Joe Bukenya

Born in 1996 in Masaka Uganda, I graduated as a primary school teacher from Kyambogo University. But due to my irresistible talent and passion for art, I gave up my teaching career to explore art as a lifestyle and profession. I wanted to change my personal life through self-expression, and document my community’s rich culture, and traditions plus its diversity. Thereafter, I started painting and selling portraits to tourists in Masaka and Entebbe. I wanted to use my art and talent as a way of imagining life in another dimension, expressing my concern on social, political, and economical issues in my community, and be recognized as a contemporary visual artist, I met Ugandan established mixed media artist Collin Sekajugo who mentored me and I started conceptualizing my artwork and experimenting with different materials like paper cartons, newsprints, fabric, backcloth, ink, and acrylic paint to enhance the visual language in my paintings and style. During this period I was able to discover my unique style of drawing fused with painting. And it is inspired by circuit board patterns. My medium is acrylic on canvas and mixed media on canvas. I’ve been able to exhibit at Zee arts gallery Dubai 2021 “Africa speaks 54”, One-off contemporary art gallery Nairobi 2020 “covid 19 social distancing”, Afriart gallery Kampala 2019 “gender identity rebellion” The village gallery ndegeya Masaka 2018 “life in the brush”. My work is inspired by the way how people live, behave, communicate, and how they connect with their immediate surroundings.

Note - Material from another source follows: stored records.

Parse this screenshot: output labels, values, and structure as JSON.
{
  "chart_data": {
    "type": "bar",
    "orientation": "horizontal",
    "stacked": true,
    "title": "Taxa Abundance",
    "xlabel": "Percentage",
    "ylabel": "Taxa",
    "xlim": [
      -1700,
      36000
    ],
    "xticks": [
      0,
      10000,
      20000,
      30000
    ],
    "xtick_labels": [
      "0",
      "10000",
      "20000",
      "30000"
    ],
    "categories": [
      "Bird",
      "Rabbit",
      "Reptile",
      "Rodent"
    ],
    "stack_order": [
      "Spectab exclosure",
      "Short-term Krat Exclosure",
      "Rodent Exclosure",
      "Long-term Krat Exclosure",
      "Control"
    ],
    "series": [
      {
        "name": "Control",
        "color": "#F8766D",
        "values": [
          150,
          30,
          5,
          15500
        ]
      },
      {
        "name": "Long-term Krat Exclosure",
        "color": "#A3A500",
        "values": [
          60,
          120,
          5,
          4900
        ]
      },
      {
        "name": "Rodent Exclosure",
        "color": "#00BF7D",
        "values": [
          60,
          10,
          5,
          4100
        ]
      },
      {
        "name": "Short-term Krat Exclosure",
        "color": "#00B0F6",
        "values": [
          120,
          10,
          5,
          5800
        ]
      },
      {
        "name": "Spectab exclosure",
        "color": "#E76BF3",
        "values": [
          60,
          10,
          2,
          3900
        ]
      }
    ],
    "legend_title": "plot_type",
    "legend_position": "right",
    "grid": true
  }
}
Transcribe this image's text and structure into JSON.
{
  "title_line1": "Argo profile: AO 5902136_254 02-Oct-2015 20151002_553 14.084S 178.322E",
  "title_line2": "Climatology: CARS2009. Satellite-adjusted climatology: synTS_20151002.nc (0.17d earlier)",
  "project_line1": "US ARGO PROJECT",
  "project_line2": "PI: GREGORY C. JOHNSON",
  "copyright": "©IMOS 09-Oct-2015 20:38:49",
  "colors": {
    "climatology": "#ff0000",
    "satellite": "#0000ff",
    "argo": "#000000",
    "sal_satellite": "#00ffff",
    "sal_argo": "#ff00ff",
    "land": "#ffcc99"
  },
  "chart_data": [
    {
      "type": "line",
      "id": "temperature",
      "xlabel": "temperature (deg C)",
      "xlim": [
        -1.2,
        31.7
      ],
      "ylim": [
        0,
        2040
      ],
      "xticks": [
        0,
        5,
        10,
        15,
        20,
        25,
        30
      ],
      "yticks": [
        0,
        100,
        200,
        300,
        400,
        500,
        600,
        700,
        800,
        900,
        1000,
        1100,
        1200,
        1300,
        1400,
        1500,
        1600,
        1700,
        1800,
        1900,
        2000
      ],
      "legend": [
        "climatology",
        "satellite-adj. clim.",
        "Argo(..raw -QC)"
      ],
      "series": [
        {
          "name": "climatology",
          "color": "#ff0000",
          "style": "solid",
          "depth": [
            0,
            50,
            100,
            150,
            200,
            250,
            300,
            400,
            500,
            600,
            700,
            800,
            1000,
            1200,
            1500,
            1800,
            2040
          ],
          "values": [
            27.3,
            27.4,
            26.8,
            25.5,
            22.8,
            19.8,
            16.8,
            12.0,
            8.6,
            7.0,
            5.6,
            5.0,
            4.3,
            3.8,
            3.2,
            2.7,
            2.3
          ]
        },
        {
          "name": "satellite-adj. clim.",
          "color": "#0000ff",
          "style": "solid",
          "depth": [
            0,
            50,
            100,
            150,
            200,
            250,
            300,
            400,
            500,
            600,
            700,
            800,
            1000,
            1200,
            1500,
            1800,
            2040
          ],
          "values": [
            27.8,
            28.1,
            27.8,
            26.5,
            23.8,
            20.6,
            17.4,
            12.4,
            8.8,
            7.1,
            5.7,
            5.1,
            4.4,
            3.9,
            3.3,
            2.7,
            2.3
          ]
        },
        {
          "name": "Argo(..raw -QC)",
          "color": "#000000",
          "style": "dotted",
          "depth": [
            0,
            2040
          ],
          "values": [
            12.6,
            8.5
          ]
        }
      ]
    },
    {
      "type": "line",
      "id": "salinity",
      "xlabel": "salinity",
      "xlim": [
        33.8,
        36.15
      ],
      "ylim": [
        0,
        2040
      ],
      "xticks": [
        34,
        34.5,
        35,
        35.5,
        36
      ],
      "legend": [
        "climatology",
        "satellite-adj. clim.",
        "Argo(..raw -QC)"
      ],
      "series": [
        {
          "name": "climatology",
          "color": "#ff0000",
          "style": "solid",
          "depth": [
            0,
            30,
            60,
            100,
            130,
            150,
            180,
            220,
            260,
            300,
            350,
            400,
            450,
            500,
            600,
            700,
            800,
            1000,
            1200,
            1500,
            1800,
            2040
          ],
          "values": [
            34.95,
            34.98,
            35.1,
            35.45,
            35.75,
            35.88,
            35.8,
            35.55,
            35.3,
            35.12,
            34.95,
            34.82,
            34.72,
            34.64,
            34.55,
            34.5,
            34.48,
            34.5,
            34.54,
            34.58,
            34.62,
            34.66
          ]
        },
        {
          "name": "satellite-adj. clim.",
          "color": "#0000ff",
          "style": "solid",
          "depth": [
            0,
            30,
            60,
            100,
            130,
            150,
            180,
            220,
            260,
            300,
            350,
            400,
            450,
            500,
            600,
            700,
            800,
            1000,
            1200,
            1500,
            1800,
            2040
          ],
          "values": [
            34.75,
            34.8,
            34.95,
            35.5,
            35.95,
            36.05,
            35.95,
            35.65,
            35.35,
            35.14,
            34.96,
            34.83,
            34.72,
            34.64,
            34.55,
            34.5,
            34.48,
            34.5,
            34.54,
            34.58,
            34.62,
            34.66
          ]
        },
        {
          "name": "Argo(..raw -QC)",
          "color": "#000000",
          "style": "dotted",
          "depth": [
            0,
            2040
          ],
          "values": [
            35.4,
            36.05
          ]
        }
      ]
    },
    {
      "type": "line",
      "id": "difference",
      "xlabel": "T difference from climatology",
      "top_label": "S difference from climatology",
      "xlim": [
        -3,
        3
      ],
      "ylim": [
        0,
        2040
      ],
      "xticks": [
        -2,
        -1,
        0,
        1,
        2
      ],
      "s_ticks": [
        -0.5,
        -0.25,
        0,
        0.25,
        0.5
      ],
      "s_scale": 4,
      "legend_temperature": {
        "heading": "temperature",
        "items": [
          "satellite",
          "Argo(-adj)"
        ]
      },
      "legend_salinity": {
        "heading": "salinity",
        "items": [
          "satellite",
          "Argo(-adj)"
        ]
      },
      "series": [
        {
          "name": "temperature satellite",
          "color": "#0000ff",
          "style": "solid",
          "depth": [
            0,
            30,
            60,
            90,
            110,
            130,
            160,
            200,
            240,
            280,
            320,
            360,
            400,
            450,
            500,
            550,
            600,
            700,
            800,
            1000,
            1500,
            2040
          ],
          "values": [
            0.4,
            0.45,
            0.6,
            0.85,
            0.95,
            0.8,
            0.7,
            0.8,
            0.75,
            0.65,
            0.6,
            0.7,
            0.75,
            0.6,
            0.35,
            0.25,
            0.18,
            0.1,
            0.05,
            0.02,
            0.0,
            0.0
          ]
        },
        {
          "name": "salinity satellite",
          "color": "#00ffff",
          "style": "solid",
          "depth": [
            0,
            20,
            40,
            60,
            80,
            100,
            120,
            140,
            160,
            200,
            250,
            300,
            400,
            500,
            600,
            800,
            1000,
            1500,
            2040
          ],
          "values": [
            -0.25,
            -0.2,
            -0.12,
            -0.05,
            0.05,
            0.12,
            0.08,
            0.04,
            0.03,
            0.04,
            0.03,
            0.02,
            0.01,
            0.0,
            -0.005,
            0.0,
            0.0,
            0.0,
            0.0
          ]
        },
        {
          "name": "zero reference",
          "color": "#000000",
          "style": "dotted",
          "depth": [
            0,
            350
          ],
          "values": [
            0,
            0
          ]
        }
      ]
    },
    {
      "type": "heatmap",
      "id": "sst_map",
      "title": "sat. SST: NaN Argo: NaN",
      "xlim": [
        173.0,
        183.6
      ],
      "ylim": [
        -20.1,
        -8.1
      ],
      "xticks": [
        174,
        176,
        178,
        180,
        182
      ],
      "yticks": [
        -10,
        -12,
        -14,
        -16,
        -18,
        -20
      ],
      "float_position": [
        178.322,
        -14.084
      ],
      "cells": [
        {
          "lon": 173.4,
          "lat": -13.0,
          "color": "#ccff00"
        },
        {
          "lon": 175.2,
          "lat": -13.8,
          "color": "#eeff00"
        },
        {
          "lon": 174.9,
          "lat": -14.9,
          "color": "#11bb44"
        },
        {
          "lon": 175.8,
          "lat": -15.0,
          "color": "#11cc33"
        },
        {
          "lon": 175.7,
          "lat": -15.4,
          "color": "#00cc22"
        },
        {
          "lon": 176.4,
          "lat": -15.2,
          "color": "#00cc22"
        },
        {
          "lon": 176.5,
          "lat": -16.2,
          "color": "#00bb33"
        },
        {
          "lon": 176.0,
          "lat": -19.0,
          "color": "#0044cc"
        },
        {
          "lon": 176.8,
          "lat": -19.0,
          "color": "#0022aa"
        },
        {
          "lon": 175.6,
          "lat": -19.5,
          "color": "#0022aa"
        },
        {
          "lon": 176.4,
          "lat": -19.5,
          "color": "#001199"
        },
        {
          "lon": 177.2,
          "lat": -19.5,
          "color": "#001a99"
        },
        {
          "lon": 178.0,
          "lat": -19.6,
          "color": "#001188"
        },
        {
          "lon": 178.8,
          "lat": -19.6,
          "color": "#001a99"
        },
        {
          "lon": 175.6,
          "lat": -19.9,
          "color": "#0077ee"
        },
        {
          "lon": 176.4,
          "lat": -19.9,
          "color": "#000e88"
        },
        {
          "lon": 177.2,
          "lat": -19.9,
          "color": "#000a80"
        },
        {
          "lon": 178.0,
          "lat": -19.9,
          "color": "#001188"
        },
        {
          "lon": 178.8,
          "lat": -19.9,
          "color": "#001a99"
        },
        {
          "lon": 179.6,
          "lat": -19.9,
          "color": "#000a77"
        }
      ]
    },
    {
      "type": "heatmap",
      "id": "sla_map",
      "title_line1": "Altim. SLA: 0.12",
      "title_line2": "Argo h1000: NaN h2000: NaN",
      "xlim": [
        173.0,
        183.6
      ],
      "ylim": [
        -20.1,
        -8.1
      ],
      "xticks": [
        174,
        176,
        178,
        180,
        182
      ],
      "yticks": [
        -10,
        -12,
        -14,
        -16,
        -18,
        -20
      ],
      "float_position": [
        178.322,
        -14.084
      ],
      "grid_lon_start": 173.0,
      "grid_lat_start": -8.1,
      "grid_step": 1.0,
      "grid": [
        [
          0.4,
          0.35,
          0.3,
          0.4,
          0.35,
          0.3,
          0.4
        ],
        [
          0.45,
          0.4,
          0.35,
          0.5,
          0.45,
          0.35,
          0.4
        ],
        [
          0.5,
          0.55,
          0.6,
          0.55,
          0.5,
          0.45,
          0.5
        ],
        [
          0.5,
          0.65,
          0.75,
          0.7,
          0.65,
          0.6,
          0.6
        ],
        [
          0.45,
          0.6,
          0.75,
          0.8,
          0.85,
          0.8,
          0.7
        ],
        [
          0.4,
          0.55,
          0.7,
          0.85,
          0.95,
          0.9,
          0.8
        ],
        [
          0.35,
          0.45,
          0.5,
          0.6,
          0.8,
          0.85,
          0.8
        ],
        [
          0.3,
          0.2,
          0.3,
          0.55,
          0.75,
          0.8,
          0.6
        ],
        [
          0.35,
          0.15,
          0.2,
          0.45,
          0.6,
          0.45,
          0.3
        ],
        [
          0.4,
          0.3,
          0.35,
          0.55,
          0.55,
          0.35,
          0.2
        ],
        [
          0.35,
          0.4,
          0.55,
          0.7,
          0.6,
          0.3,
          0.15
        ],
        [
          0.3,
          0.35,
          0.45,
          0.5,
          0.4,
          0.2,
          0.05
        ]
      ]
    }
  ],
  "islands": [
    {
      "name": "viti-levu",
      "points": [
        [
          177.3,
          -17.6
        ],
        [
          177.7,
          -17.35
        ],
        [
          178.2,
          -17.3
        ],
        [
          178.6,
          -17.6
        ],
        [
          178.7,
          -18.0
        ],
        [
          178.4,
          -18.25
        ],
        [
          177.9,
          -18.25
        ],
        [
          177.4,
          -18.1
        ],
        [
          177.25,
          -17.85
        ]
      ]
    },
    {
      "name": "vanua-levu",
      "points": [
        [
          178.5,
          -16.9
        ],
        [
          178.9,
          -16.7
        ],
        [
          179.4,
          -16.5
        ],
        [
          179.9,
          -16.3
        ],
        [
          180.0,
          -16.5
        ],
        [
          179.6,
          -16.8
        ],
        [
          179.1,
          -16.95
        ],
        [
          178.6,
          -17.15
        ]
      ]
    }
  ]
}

My artwork investigates technology and its impacts on people in Uganda and the world at large.
Am trying to express the liveness of cross-culture and globalization, the dynamism and diversity resulting from the unpredictable intertwinement of cultures and trends as they’re influenced by technology. Through my media; collage, painting ( acrylic on canvas), and mixed media, I employ materials such as paper cartons, aluminium foil, newsprint, and fabric. These enhance my visual language when am exploring the relationship between the black body, technology, and environments. I fuse figures with circuitry running over their skins a metaphor that the black body exists in a state of flux with technology. it is at once a tool and user of systems.